The lines between reality are pretty blurry in this episode already. Mulder is apparently experiencing a sort of crisis of faith, but there’s a slight reference to the infamously horrifying episode “Home” that aired earlier in the season. Maybe “The Post-Modern Prometheus” is not a real investigation at all, but Mulder’s fantasy as he processes the horrors of abuse and incest he witnessed. The black and white cinematography and comic format give more credence to this, elevating the episode into a sort of dreamlike fantasy, and allows Mulder to reshape reality the way he’d like.

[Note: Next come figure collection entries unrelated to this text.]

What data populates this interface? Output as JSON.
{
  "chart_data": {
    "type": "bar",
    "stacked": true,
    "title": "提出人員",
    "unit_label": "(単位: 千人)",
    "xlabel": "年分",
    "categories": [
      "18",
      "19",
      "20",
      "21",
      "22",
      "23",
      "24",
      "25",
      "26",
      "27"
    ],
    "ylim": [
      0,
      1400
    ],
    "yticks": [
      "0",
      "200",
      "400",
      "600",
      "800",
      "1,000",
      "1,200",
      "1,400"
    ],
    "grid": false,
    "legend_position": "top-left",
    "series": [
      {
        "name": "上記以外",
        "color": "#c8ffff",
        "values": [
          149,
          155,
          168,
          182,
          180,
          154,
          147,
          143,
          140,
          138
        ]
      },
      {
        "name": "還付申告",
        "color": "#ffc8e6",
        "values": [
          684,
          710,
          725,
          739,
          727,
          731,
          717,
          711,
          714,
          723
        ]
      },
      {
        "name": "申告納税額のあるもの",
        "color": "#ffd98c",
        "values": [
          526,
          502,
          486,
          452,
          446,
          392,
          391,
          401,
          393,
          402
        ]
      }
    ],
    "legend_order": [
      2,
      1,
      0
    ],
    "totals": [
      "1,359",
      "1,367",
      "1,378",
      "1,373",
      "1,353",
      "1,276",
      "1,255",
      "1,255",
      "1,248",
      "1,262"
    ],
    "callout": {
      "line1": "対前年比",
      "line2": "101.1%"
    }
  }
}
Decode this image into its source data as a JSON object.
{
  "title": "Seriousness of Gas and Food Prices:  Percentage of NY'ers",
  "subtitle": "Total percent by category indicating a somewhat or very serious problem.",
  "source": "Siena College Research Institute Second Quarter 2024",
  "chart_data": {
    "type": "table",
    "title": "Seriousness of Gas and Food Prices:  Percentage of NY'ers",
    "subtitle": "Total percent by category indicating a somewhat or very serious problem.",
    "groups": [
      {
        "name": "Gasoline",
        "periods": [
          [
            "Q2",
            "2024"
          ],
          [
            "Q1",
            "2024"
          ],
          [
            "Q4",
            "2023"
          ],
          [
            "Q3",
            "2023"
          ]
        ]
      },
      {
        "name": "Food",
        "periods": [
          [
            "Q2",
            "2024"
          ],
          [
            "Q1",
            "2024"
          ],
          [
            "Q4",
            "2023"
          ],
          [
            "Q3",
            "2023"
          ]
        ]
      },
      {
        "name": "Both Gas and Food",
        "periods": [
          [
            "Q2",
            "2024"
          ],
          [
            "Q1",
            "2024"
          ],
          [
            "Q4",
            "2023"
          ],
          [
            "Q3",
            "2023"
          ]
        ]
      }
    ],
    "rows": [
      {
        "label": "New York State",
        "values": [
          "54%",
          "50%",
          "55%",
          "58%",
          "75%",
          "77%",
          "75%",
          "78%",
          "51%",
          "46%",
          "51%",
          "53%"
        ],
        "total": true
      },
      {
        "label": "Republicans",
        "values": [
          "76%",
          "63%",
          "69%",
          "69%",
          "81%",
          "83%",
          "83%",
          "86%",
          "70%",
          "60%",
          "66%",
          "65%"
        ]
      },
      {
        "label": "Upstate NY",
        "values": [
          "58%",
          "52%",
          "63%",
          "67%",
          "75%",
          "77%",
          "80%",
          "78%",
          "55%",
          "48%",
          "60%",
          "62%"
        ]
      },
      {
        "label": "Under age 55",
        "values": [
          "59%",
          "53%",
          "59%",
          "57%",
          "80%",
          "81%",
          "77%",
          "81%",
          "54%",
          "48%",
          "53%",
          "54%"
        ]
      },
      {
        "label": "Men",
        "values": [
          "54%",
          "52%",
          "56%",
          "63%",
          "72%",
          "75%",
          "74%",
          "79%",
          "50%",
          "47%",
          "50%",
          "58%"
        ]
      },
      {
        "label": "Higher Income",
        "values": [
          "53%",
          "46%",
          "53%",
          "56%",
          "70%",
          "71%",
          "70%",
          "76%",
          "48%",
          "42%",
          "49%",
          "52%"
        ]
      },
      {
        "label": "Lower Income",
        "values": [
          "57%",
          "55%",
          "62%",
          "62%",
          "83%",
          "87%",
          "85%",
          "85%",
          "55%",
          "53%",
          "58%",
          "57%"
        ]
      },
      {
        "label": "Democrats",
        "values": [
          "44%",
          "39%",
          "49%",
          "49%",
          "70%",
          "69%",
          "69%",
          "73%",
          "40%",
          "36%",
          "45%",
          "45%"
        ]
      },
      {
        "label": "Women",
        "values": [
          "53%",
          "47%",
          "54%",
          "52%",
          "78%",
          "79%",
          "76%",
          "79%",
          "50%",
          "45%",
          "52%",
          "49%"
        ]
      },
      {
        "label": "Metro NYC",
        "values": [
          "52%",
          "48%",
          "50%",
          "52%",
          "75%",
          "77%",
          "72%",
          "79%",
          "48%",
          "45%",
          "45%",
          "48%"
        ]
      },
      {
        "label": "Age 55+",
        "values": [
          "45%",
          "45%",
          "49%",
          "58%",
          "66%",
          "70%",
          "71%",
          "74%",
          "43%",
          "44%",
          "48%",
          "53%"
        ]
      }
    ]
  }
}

As the agents are leaving with The Great Mutato in custody Mulder tells Scully he isn’t happy with the ending. The scene then cuts to a Cher concert with Mulder, Scully, and a thrilled Mutato in the crowd. Before the credits roll, Mulder and Scully share a dance and longing look. Carter even wrote in a kiss but thought it went a little too far. But the image fades into a stylized comic form, reminding us again this does not necessarily take place in the same reality. Some more mystical comics writers, like Alan Moore or Grant Morrison, believe the feedback loop between humanity’s subconscious and comic books is so powerful that they are indeed a conduit for magic rituals and could potentially alter the “source code” of reality. In Morrison’s run on Animal Man, the titular character has a similar frustration with his tragic plot and so Morrison wrote themself into the comic and reveals they are the creator of Animal Man’s two-dimensional universe to explain why he needed to experience such grief. Animal Man then asks for his family back and everything to go back to normal, and Morrison realizes that writing a story that was just violent and mean as a reflection of reality didn’t serve anyone and gives Animal Man a happy ending. Carter doesn’t go so far as to write himself into a philosophical debate with Fox Mulder, but at the very least he’s telling us the happy ending Mulder is really looking for.